New Rochelle Coronavirus Patient Zero Speaks Out for the First Time After Recovering

Lawrence Garbuz, the 50-year-old lawyer who was dubbed the coronavirus “patient zero” in New Rochelle, New York, is speaking out for the first time about his harrowing experience with COVID-19.

Garbuz, who has since recovered from the virus, told Today's Savannah Guthrie in an interview Monday that he thought he simply had a "slight cough" when he first fell ill in late February after returning from a recent Miami trip.

"I just thought it was a cough," he said. "Look, I'm a lawyer. I sit at a desk all day. I think at the time we were sort of focusing on individuals who had maybe traveled internationally, something that I had not done. I had certainly not been to China."

He continued on to explain that a few days before the diagnosis, he woke up with a lowgrade fever and decided to get examined.

"I went to the doctor, and he examined me, and he said I needed to go immediately to the emergency room,'' he said.

Garbuz, joined by his wife, Adina, for the interview, said that coronavirus wasn't on the couple's mind and didn't come up "at all" when the lawyer first went to the doctor.

Doctors initially assumed he had pneumonia — but once his condition worsened, he was moved to intensive care, the couple said, adding that Grabuz also had no underlying conditions.

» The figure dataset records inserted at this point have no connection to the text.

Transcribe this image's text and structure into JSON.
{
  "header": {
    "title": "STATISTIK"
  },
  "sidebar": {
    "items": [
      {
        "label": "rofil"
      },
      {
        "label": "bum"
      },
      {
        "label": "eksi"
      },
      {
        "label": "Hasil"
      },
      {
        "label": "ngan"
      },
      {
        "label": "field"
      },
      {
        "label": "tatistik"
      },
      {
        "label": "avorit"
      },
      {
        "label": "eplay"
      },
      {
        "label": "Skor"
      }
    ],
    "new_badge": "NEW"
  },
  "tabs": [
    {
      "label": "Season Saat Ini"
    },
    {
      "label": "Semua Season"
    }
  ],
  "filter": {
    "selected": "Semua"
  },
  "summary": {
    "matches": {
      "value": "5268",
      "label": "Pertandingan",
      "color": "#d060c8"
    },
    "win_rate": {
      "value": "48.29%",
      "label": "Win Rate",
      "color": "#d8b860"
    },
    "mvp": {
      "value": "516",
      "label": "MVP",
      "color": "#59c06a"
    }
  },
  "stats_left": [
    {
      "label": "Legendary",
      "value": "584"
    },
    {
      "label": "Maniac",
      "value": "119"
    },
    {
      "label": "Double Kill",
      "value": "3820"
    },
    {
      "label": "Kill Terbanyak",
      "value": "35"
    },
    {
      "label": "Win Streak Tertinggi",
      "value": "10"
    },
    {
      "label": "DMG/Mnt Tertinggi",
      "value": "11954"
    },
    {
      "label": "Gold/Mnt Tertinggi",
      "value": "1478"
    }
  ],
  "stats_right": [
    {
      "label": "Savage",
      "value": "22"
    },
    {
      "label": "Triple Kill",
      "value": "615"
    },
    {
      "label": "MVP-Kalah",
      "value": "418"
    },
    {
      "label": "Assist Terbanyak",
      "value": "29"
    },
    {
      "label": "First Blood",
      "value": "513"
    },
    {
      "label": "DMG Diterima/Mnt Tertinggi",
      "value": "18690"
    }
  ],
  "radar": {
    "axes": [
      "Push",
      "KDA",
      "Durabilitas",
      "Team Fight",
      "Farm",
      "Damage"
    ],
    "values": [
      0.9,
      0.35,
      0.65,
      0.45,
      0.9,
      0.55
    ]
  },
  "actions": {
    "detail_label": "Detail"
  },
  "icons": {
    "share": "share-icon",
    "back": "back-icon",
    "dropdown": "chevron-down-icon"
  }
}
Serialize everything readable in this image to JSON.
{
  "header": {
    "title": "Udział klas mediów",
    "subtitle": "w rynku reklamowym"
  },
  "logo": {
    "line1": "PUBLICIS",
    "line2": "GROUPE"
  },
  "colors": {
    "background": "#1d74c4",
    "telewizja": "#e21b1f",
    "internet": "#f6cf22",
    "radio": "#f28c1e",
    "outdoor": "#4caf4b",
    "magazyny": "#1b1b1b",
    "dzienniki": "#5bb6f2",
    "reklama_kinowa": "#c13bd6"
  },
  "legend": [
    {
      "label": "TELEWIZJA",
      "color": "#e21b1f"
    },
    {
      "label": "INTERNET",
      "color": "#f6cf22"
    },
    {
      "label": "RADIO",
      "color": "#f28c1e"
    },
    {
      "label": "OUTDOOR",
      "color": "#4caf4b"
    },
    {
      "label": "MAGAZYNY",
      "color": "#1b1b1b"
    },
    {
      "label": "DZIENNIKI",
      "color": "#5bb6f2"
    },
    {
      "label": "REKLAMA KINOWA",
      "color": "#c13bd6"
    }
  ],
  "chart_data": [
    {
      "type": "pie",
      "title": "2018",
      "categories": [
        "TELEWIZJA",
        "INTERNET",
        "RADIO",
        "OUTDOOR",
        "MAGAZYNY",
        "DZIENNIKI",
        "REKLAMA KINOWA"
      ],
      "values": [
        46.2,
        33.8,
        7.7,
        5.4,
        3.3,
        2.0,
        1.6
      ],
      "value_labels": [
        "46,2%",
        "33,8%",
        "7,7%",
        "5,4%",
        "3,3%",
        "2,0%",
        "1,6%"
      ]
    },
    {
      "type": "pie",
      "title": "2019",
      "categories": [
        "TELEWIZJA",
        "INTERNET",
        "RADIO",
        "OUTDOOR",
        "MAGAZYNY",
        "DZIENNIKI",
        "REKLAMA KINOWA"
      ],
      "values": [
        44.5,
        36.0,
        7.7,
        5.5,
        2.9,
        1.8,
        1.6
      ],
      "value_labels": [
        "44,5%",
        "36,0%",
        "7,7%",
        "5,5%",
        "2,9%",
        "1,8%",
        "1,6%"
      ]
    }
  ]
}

Following Garbuz's diagnosis, New York Gov. Andrew Cuomo declared a “containment zone” a mile around the Temple Young Israel, in order to help contain the spread.

On March 30, Gov. Cuomo announced that Grabuz had been released from the hospital.

“By the way, the patient zero … in Westchester, New Rochelle, who was very sick, he’s actually gone home,” Cuomo said in a press briefing at the time. “He’s out of the hospital.”

Now fully recovered, Garbuz told Guthrie that he "appreciates life a lot more" in the wake of his near-death experience and feels "blessed" to be alive.

"Every day is an absolute gift that God has given every one of us to enjoy, that we need to appreciate our family and our friends, and to live life," he said.